Prevalence of Serotypes and Capsule-Associated Genes in Both Genders

Figure 1 displays the distribution of capsular serotypes with capsule-associated genes in K. pneumoniae. K20 serotype had a higher prevalence in clinical specimens collected from females than males (P = 0.02). In contrast, the distribution of K5, and K54 serotypes with five capsule-associated virulence factors was not different between genders.

Figure 1 Distribution of capsular serotypes and capsule-associated virulence genes among the isolates collected from male and female specimens. Note: *Higher prevalence of K20 serotype was found in the clinical specimens collected from females in comparison to males (p-value = 0.02). NT: the isolates that did not belong to the K1, K2, K5, K20, K54, or K57 serotype. Abbreviations: K, capsular polysaccharide (K antigen); NT, non-typeable.

Mucoid Phenotype

The mucoid phenotype detected by the string test was observed in 16 (26.22%) isolates, and the sources of these isolates comprised 7 (43.7%) from urine, 5 (31.2%) from wounds, 2 (12.5%) from blood, and 2 (12.5%) from other body fluid.

Table 5 depicts that of the 16 mucoid phenotype isolates, 14 were typeable [87.5%; p=0.01]. Six of the 18 K54 positive isolates had a mucoid phenotype (p = 0.304), while such correlation was observed in 10 of the 13 K20 positive isolates (p < 0.001) and in only 1 of the K5 positive isolates (p = 0.606). Among the 13 rmpA positive K. pneumoniae isolates, 10 (76.9%; p = 0.003) had mucoid phenotype.

Table 5 Correlation of Mucoid Phenotype with K-Serotypes, Capsule-Associated Virulence Genes, and ESBL Among K. pneumoniae Isolates

Among 36 ESBL-positive isolates, only 10 were found to be associated with mucoid phenotypes (p = 0.490).
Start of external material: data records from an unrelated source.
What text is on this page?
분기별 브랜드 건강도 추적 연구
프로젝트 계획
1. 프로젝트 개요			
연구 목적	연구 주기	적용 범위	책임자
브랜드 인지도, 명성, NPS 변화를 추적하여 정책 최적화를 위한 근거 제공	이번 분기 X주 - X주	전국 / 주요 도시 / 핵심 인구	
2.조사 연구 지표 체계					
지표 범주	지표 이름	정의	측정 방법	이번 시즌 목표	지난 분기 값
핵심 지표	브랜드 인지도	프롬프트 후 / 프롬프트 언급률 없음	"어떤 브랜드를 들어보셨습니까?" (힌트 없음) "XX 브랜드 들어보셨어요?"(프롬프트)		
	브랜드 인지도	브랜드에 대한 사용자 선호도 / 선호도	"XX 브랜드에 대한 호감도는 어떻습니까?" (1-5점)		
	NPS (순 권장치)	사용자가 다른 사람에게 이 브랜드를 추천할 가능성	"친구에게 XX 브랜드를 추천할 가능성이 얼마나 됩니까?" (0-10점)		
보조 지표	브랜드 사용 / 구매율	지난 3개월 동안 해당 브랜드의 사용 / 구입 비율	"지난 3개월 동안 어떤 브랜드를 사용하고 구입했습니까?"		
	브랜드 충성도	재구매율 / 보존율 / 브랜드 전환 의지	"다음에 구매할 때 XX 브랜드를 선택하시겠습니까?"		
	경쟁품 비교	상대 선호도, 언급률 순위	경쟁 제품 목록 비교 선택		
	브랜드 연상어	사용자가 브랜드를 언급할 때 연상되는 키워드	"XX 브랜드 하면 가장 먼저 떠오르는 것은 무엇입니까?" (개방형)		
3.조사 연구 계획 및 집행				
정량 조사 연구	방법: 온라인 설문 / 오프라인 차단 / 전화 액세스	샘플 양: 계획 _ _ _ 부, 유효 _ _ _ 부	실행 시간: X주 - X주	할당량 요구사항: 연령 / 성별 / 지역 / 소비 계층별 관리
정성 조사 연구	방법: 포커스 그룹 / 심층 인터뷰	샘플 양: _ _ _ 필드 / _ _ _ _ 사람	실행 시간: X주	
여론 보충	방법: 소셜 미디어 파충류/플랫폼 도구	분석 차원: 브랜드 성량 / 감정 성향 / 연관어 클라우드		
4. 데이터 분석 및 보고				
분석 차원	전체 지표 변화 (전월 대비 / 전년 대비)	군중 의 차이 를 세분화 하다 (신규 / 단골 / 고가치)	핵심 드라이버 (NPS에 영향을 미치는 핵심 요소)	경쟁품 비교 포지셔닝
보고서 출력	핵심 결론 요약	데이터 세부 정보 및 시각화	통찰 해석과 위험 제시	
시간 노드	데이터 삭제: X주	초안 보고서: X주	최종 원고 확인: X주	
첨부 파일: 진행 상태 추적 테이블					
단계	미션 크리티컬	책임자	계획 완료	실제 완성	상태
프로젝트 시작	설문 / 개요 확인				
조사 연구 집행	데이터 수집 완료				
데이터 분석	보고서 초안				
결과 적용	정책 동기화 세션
In two isolates (with both serotype K5 and ESBL positivity), no mucoid phenotype was detected, while among nine isolates with both serotype K20 and ESBL positivity, 7 were observed to be associated with mucoid phenotypes (p < 0.001). Similarly, among 12 isolates with serotype K54 and ESBL producers, 5 were found to be associated with mucoid phenotypes. In 12 isolates with both rmpA and ESBL positivity, 7 were observed to be associated with mucoid phenotypes (p < 0.001). Comparatively, among 25 non-ESBL isolates, only 6 were found to have the mucoid phenotype. Among the K. pneumoniae isolates obtained from in-patients, 9 (75%) had mucoid phenotype. The one isolate obtained from an out-patient also had the same morphology.

Antibiotic Resistance

The outcome of the antibiotic resistance pattern is depicted in Table 1. All K. pneumoniae isolates could be typed into nine different antibiotypes, and among these resistance patterns, profiles number VIII (with 5 isolates) and III (with 3 isolates) had the highest frequencies.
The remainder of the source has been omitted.